A question was asked regarding parallels between the convention center and the stadium. Mr. Mamantov said the convention center required about three times more financial commitment from the city. Acknowledging that both are community amenities, he said the stadium would be more directed at the local community rather than visitors. He also pointed out that the commitment for adjacent development makes this much more attractive.
The closest to fireworks came when, after expressing her displeasure that the meeting would be ending after two hours, Council Member Parker made clear she still had unanswered questions. She expressed concern with the speed of the meeting and said local news was streaming the event “with the question, ‘Will baseball come to Knoxville?’, but the way this conversation is going, it does not seem the question is ‘if,’ but ‘how much do we have to pay, essentially?’
She asked if a development plan would come to commission or go straight to the sports commission. Deputy Mayor Welch said she would start the answer to some of her questions. She said “I’m so glad you have these questions and I know that want to get good information to your constituents. We did reach out to you to set up a meeting. I was a little bit surprised when you didn’t attend that meeting. Our ability to meet with everyone else on this call is really helpful for people to have the information they can convey when those questions come up.”

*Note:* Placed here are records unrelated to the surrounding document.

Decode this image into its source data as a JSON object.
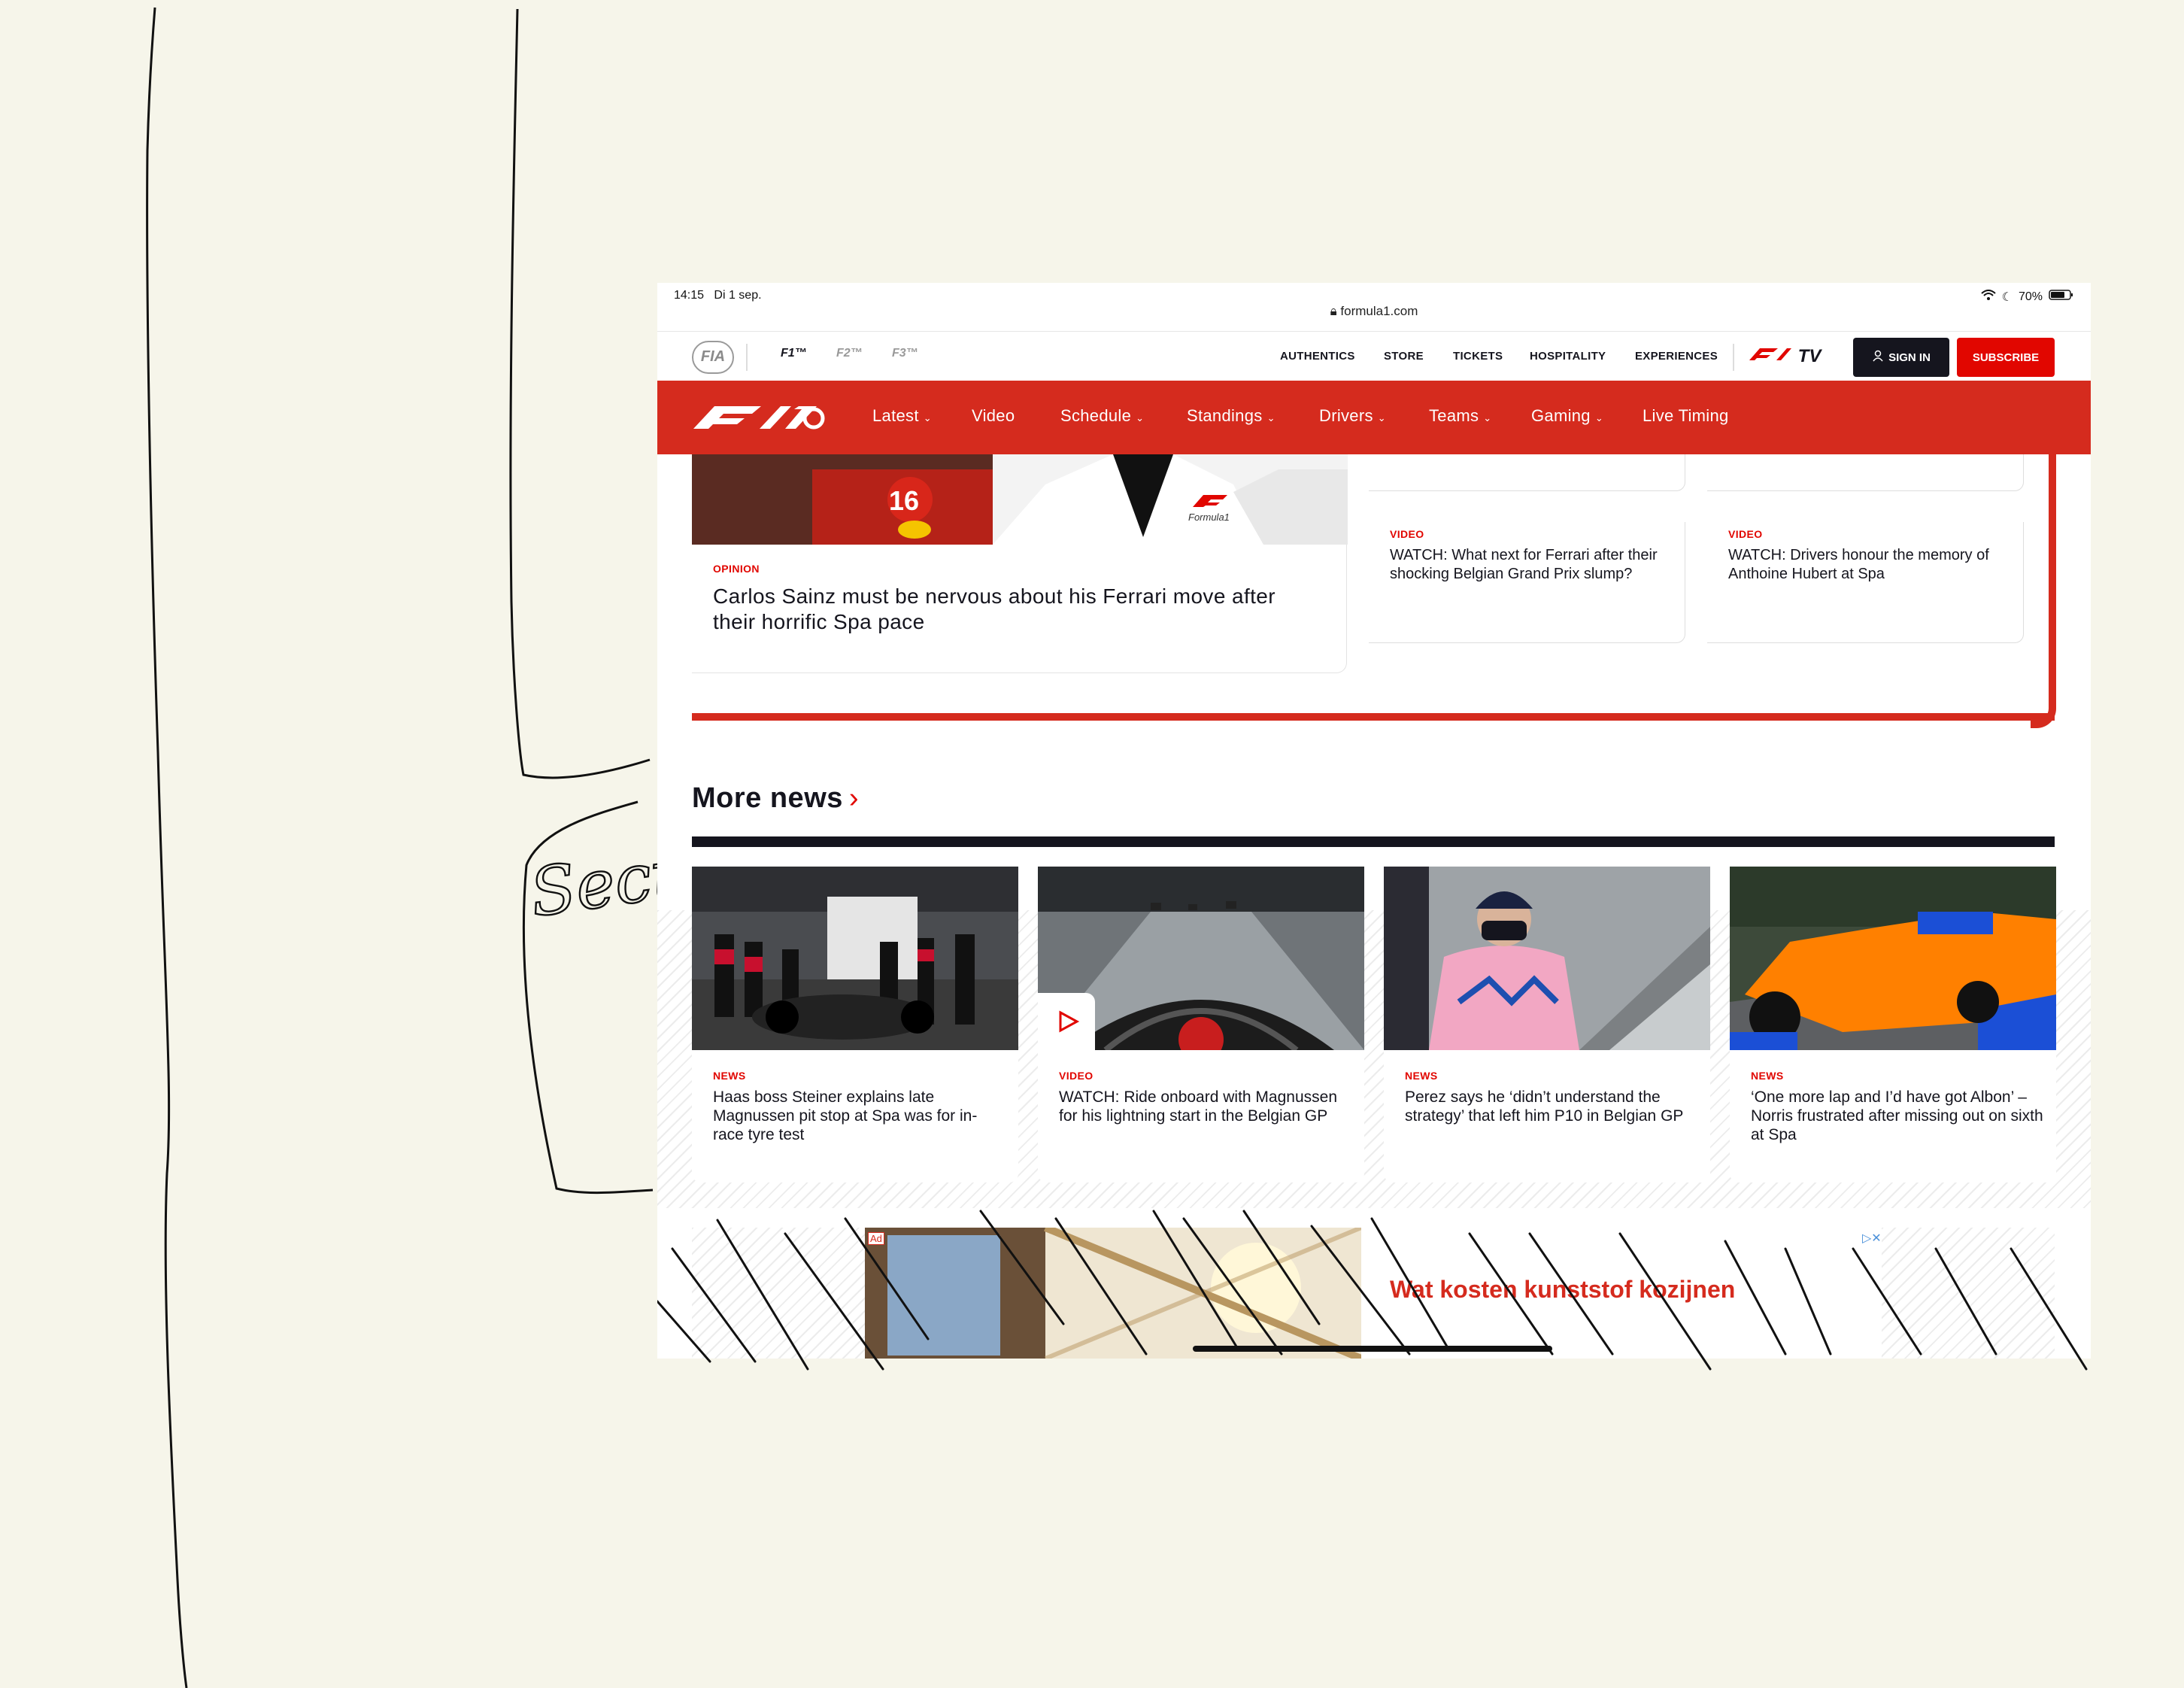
{
  "annotation": {
    "label": "Section"
  },
  "status_bar": {
    "time": "14:15",
    "date": "Di 1 sep.",
    "battery": "70%"
  },
  "browser": {
    "url": "formula1.com"
  },
  "top_nav": {
    "fia": "FIA",
    "series": [
      "F1™",
      "F2™",
      "F3™"
    ],
    "links": [
      "AUTHENTICS",
      "STORE",
      "TICKETS",
      "HOSPITALITY",
      "EXPERIENCES"
    ],
    "tv_label": "TV",
    "sign_in": "SIGN IN",
    "subscribe": "SUBSCRIBE"
  },
  "main_nav": {
    "items": [
      "Latest",
      "Video",
      "Schedule",
      "Standings",
      "Drivers",
      "Teams",
      "Gaming",
      "Live Timing"
    ]
  },
  "featured": {
    "tag": "OPINION",
    "title": "Carlos Sainz must be nervous about his Ferrari move after their horrific Spa pace",
    "hero_text": "Formula1"
  },
  "side_cards": [
    {
      "tag": "VIDEO",
      "title": "WATCH: What next for Ferrari after their shocking Belgian Grand Prix slump?"
    },
    {
      "tag": "VIDEO",
      "title": "WATCH: Drivers honour the memory of Anthoine Hubert at Spa"
    }
  ],
  "more_news": {
    "heading": "More news",
    "chevron": "›",
    "items": [
      {
        "tag": "NEWS",
        "title": "Haas boss Steiner explains late Magnussen pit stop at Spa was for in-race tyre test"
      },
      {
        "tag": "VIDEO",
        "title": "WATCH: Ride onboard with Magnussen for his lightning start in the Belgian GP"
      },
      {
        "tag": "NEWS",
        "title": "Perez says he ‘didn’t understand the strategy’ that left him P10 in Belgian GP"
      },
      {
        "tag": "NEWS",
        "title": "‘One more lap and I’d have got Albon’ – Norris frustrated after missing out on sixth at Spa"
      }
    ]
  },
  "ad": {
    "label": "Ad",
    "text": "Wat kosten kunststof kozijnen",
    "close": "▷✕"
  },
  "colors": {
    "brand_red": "#e10600",
    "dark": "#15151e",
    "paper": "#f6f5ea"
  }
}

Council Member Parker interrupted to say, “I would love to do a live stream with you. Would you do a live stream with me, Stephanie?” Deputy Mayor Welch said she would do so and mentioned being respectful of everyone’s time, at which point Ms. Parker said, “I’m so frustrated, right now, but I’m doing my best to hold it together, but in terms of spending $65 million dollars, you all are getting wiggly after two hours? Are you kidding me?”

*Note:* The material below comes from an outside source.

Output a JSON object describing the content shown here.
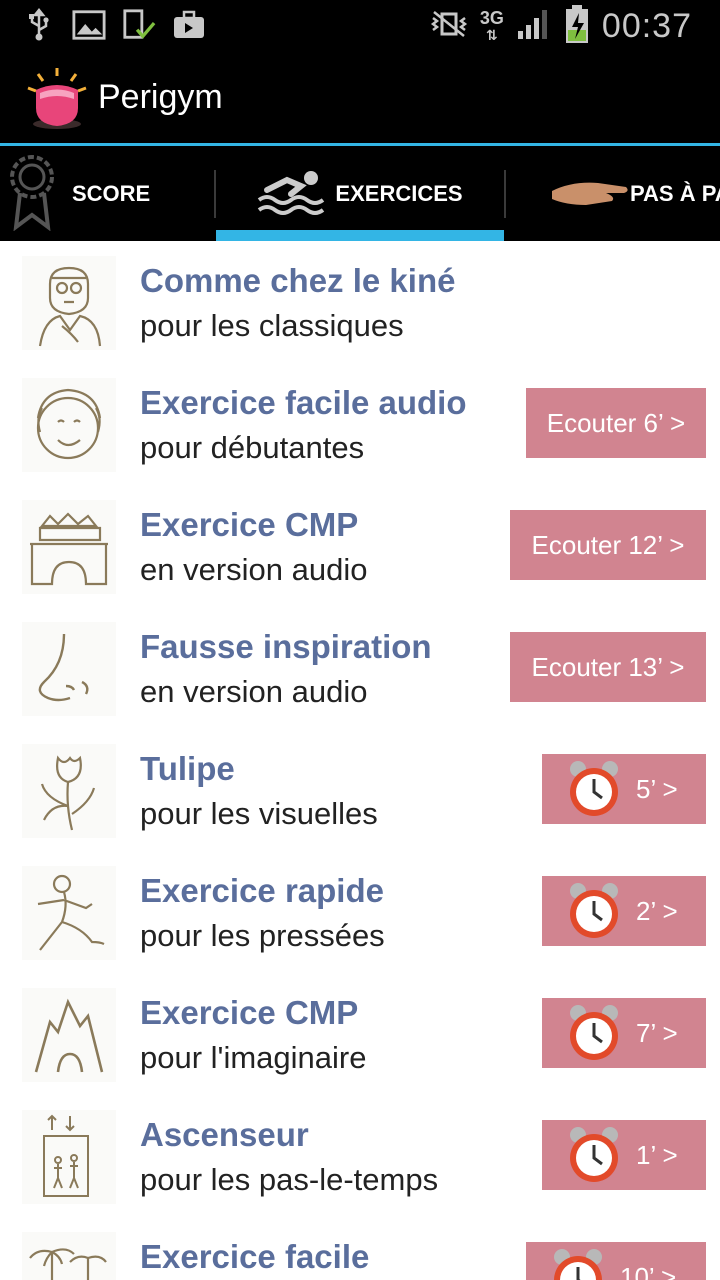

Commissioner Larson started to respond, and she replied, “Thank you Commissioner Larson, I do not need your help.” He said people were having to leave the meeting and she shook her head and said, “Sad, sad.” She later reiterated that “this is sad, this is ridiculous,” before saying she apologized “if my energy has not been what was expected, but . . . I thought we were going to see a proposal today. The information we heard today was essentially what we heard at council meeting. So that is my frustration tonight. Thank you all for your time.” Twenty seconds later, as the next question was being asked, she left the meeting.
Other than that extended exchange, the conversation was congenial. Some members were silent throughout the meeting, while others asked questions while remaining neutral. Clearly, both mayors are on board with the concept and are comfortable with the timeline put forward. The next three to four months should tell the story.